Cumhurbaşkanı Tayyip Erdoğan’ın “Onları ülkemizde ağırlamak gibi bir lüksümüz olamaz” tepkisini de bu tabloya ekleyin.
Eş-zamanlı olarak, Avrupa Konseyi’nin önceki gün (19 Ekim) açıklanan ve Dışişleri Bakanlığı’nın “Çifte standartlı bir yaklaşım örneği” olarak görüp beğenmediğini uzunca bir açıklamayla duyurduğu ‘Türkiye 2021 Raporu’nu da bu tabloya eklemeyi unutmayın.

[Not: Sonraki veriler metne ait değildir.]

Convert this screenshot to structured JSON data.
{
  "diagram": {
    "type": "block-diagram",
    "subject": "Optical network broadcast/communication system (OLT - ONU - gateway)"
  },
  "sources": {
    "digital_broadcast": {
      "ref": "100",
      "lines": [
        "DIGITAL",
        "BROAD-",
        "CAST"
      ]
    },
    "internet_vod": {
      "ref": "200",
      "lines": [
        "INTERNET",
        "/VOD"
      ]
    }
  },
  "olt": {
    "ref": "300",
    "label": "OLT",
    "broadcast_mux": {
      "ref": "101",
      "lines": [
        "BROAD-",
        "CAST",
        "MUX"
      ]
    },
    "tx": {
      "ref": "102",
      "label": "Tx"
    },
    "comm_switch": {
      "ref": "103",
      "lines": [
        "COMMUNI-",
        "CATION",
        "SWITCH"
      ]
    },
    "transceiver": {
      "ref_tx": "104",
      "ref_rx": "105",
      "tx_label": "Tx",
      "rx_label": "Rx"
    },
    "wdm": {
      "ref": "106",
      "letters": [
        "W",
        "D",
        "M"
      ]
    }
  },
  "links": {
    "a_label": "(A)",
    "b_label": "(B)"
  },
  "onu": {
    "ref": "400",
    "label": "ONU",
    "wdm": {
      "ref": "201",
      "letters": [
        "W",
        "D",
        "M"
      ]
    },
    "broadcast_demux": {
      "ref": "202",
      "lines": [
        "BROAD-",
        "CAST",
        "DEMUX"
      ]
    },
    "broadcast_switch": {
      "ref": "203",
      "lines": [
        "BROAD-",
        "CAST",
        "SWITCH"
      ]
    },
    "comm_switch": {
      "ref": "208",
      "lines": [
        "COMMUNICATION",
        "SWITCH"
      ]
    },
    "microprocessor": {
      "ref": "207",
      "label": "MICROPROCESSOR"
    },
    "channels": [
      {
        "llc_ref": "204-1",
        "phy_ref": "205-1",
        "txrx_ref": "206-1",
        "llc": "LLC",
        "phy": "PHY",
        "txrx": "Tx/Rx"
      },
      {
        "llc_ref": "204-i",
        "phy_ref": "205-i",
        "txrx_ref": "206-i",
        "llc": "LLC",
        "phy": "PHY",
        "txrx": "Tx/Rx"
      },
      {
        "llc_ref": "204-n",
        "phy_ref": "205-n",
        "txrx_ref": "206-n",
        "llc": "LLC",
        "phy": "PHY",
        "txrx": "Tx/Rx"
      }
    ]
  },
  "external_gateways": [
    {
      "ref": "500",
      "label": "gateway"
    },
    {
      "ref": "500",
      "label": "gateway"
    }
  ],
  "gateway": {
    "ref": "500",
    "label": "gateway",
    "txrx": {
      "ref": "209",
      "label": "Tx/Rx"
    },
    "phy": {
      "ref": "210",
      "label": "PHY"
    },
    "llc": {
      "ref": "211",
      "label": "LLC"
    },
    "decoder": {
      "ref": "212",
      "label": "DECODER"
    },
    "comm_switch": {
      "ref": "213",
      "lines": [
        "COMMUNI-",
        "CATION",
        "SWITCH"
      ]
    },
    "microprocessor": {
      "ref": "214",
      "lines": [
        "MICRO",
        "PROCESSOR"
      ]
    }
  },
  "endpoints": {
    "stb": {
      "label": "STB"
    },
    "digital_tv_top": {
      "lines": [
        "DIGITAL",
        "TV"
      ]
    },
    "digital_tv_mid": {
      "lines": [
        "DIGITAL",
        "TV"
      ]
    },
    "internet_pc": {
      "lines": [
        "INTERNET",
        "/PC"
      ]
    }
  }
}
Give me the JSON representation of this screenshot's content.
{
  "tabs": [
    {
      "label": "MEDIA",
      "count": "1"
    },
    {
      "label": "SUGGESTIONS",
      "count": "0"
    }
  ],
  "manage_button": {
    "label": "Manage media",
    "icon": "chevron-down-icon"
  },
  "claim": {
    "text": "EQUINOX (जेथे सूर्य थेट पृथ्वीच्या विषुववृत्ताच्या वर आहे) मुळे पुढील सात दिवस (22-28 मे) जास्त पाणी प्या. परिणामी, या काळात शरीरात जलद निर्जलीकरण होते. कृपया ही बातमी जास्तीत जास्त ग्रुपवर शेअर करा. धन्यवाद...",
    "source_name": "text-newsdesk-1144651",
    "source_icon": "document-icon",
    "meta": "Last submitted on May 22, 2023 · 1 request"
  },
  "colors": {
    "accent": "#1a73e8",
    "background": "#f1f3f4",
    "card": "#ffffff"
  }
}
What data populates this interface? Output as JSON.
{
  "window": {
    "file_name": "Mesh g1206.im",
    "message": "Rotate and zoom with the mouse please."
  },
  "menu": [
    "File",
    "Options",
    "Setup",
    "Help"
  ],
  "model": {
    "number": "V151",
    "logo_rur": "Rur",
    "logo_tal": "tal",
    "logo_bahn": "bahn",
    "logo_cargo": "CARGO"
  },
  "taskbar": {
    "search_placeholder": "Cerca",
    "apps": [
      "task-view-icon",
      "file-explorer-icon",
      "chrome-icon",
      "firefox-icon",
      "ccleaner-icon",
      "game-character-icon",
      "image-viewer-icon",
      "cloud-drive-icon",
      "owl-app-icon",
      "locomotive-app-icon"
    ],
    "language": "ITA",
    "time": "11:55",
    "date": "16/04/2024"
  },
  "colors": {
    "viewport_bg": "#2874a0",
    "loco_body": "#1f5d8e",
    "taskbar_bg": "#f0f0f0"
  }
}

İlk önce yabancı iş aleminin okumadan duramadığı bir gazetede –Financial Times’ta- haber olarak yayınlanan, aynı gün Ekonomik Kalkınma ve İşbirliği Örgütü’nün (OECD) sekretarya görevini üstlendiği, dünyanın en zengin ülkelerinin çatı örgütü olan G-7’inin oluşturduğu Mali Eylem Görev Gücü’nün (Financial Action Task Force – FATF) Türkiye’yi gri listeye almasını da tablodan eksik etmeyin.
[Türkiye’nin gri listeye alınmasının sebebi ‘kara para aklanması ve terörizmin finansmanını engellemede yeterli çaba göstermemesi’ olarak açıklandı. Gri listede Botswana, Burkina Faso, Myanmar (Burma), Suriye, Uganda, Yemen, Zimbabve’nin de aralarında yer aldığı 22 ülke bulunuyordu. Türkiye 23. ülke oldu.]
Avrupa Konseyi Bakanlar Kurulu’nun önümüzdeki bir ay içerisinde yapacağı toplantıda Türkiye’nin Konsey üyeliğinin askıya alınmasını görüşeceği de gazete haberi şu anda ve ülkemizin böyle bir yaptırıma uğrayabileceği ihtimali bile ürkütücü.
Henüz ABD’den yeni bir yaptırım veya eski davalarla ilgili bir gelişme duyulmadı ama F-35 projesinden çıkarılmamız, onun yerine eskimiş F-16 uçaklarına fit olabileceğimiz haberi her yerde yankılanıyor.
Ucuz hale gelen ülkemize ilgi duyabileceklerin uzakta durmaları için fazlasıyla yeterli sebep var.
Merkez Bankası’nın son kararı hangi amaçla alınmış olursa olsun, günün sonunda, o karardan beklenen olumlu senaryonun işlememesi ve TL’nin değerinin düşmesi, enflasyonun artışa geçmesi gelişmeleri ile baş başa kalmamız galiba yine kaçınılmaz olacak.
Einstein bir kez daha haklı çıkabilir.